D. Nel tuo insegnare, ma anche nel tuo parlare di intercultura e di educazione, introduci sempre l’elemento Poesia. Che valore, che utilità ha la poesia in educazione? E in educazione interculturale?

Monica Buffagni: Io scrivo poesia, pubblico poesia, leggo e scrivo di poesia, che rappresenta la mia forma espressiva di elezione, quella maggiormente in sintonia con il mio essere, anche se spesso si incontra con la saggistica, come nel caso di “Diversa come te”, e mette in atto un complesso e delicato meccanismo di fusione e reciproco scambio con essa, riprendendo peraltro il tema della comunicazione, del rapporto con il sé e l’altro da sé, che costituisce il nucleo fondante della mia poetica, tesa ad uno studio e utilizzo profondo e meditato dell’ossimoro, dell’opposto come ricerca di conciliazione e percorso umano. Basti pensare alla mia più recente raccolta di poesie “Piume di ghiaccio“ (Kanaga editrice), sulla ricerca comunicativa ,anche lessicale, sul ruolo della parola e della differenza come chiave di incontro personale.

La poesia, a mio parere, è espressione universale ed eterna, che non può e non deve perdere spazio, valore, attenzione. Rappresenta la profondità del sentire umano ed è la voce più sincera ed immediata dell’uomo, anche rispetto ai grandi temi sociali, etici, politici, educativi e culturali dei nostri giorni. Gode di una libertà espressiva preclusa ad altri metodi di comunicazione, è in grado di superare le barriere linguistiche e di pensiero molto più di altri tipi di testo o di scritti. La stessa lingua scritta si può considerare come ricerca di terreno comune negli accadimenti
mondiali e la poesia stessa, apparentemente così lontana dalla realtà sociale, ne è, invece motore strettamente intrecciato e voce libera nella società multiculturale odierna. Sottolineo qui proprio la forte valenza educativa ed espressiva del fare poesia, valenza che si ricollega alla natura stessa di tale modalità espressiva e del suo intenso essere intercultura. Nel momento in cui la lirica è intuizione, come già disse Croce, passione, intensità, è fotografia di un istante compiuto ed irripetibile, una sinfonia di elementi che sorprende e rilegge la realtà, andando oltre le apparenze, la stessa poesia diviene strumento di rielaborazione personale e collettiva insieme, di storia e vissuto da condividere, da utilizzare per crescere e superare barriere .La poesia è fatta di parole, del loro suono, del loro colore, mutevole e suggestivo, della potenza evocativa di una espressione umana e vissuta.
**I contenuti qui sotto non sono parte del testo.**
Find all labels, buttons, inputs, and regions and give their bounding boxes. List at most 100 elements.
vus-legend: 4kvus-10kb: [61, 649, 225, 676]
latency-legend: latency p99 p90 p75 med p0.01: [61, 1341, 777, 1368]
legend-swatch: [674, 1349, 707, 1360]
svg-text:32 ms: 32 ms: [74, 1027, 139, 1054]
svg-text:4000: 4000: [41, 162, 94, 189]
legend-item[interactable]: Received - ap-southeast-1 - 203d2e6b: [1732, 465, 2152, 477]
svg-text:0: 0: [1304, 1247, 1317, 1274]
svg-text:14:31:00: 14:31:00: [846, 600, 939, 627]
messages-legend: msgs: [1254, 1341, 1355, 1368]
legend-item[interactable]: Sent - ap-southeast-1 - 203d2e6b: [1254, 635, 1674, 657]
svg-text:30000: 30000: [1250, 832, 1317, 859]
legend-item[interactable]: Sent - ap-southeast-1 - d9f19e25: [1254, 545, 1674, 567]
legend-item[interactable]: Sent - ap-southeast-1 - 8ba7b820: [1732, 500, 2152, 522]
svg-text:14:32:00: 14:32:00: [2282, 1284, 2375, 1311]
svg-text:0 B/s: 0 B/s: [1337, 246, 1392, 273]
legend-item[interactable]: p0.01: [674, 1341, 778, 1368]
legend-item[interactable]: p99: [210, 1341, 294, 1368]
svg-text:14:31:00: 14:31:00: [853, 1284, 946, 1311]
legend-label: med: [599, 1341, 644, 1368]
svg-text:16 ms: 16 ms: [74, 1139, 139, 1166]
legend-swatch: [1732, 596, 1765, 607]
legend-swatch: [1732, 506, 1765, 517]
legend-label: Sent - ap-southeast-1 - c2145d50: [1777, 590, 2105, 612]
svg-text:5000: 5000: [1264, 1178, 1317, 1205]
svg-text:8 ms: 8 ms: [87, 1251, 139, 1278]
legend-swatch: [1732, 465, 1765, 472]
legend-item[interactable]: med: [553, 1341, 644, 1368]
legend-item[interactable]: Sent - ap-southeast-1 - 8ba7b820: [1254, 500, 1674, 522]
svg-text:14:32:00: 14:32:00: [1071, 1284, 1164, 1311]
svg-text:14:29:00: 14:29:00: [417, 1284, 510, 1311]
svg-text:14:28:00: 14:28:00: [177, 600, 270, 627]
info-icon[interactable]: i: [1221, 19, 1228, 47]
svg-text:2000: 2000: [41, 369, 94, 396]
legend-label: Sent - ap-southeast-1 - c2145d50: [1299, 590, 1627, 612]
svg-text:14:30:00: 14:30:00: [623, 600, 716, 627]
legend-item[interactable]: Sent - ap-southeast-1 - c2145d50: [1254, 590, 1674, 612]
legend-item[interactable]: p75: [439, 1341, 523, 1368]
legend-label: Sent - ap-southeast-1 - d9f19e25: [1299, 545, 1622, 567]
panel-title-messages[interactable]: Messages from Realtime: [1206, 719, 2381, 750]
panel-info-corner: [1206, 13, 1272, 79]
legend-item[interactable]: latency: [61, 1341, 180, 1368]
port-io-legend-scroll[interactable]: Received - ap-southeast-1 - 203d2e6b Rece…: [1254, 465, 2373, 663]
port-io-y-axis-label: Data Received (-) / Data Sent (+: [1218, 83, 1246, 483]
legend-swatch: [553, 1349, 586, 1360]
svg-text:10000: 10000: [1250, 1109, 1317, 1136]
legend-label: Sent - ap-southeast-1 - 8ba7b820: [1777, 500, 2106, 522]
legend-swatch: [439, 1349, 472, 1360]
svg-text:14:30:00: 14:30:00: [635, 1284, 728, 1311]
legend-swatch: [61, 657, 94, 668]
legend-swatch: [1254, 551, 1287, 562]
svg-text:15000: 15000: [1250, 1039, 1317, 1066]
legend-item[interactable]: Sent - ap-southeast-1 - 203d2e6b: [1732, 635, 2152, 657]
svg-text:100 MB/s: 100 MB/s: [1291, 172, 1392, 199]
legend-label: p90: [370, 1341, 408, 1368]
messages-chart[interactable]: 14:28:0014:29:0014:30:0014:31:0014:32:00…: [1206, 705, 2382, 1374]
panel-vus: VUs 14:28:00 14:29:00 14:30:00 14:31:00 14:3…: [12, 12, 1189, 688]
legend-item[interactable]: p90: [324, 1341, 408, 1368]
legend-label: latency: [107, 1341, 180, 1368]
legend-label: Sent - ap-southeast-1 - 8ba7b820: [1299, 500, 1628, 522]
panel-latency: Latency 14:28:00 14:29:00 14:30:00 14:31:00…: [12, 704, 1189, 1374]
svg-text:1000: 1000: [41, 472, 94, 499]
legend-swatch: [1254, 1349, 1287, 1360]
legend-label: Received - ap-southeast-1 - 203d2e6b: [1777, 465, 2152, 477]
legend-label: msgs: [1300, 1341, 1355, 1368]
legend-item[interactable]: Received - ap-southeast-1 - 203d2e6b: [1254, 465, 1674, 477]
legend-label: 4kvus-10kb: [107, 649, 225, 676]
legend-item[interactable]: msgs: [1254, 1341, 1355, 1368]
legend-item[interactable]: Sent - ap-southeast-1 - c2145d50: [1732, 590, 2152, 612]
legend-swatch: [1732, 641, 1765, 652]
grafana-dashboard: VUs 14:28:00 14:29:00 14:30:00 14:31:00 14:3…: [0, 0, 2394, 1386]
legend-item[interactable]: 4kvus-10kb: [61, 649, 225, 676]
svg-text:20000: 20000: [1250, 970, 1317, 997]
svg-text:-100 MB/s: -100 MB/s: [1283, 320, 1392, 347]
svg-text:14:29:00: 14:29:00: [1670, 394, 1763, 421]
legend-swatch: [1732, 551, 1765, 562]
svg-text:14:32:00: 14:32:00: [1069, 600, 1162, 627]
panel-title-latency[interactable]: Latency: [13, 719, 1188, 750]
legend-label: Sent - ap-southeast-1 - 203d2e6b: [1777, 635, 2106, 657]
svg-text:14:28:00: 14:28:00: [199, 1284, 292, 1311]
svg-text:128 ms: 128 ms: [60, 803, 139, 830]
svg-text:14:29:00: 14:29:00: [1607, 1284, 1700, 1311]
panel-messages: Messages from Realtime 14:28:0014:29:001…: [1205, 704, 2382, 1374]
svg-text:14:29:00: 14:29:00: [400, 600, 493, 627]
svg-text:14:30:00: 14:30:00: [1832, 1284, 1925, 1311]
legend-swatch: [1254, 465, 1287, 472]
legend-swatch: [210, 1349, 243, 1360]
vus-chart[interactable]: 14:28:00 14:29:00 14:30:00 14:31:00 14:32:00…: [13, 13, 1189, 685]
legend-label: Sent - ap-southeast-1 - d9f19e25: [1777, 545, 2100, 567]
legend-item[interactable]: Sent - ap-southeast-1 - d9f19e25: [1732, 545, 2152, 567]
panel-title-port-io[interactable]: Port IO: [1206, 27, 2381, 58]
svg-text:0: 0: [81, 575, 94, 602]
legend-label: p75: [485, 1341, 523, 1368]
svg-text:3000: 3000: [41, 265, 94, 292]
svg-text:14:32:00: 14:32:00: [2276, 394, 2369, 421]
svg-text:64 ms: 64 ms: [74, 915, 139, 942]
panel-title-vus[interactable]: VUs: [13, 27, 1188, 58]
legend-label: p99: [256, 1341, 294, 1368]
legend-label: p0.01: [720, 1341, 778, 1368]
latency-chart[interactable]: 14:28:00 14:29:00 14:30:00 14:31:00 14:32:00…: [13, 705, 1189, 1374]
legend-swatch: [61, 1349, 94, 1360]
Il poeta-sono solita affermare- è un solitario aperto al mondo: l’atto creativo si
concretizza e si fa tale uscendo da sé e riunendo il vissuto collettivo attraverso la propria sensibilità. E’ comunicazione emotiva, che arriva attraverso canali diretti e di comune terreno, è un cercare dentro sé stessi per incontrare l’altro. L’altro, che è diverso da sé, e come tale va avvicinato, conosciuto, accolto. La poesia è profondamente accogliente, è linguaggio che avvicina e trasforma, un linguaggio, oserei dire, interculturale. Gabriel Celaya dice che “La poesia è un’arma carica di futuro”, un ponte educativo tendenzialmente tesa verso ciò che sarà, ciò che verrà, che noi vorremo e potremo fare. La poesia possiede un grande potere di trasmissione, che nasce dall’inconscio con i suoi simbolismi e all’inconscio arriva, attraverso l’intensità della parola, fulcro poliedrico e misterioso della cultura, intesa come patrimonio universale dell’umanità condivisa. Bahia Awah, poeta saharawi, in “Libri”, ci ricorda che “i poeti ravvivano le lettere dove il cielo abbraccia l’immensità dei deserti” e che i libri conducono nelle viscere dei secoli. Come non sentire il fascino e il vigore delle parole poetiche, che si fanno spada e filo verso una crescita umana e personale, collettiva e condivisa, cantano l’uomo e la Terra, difendono i diritti umani in versi rapidi e assoluti, sciabolate danzanti simili a tuoni nel silenzio-penso alla poesia militante di Darwish, che non a caso cito anche in “Diversa come te”, a quella di Rueiyil Uld Emboric -, canti sussurrati e urlati che chiamano le generazioni?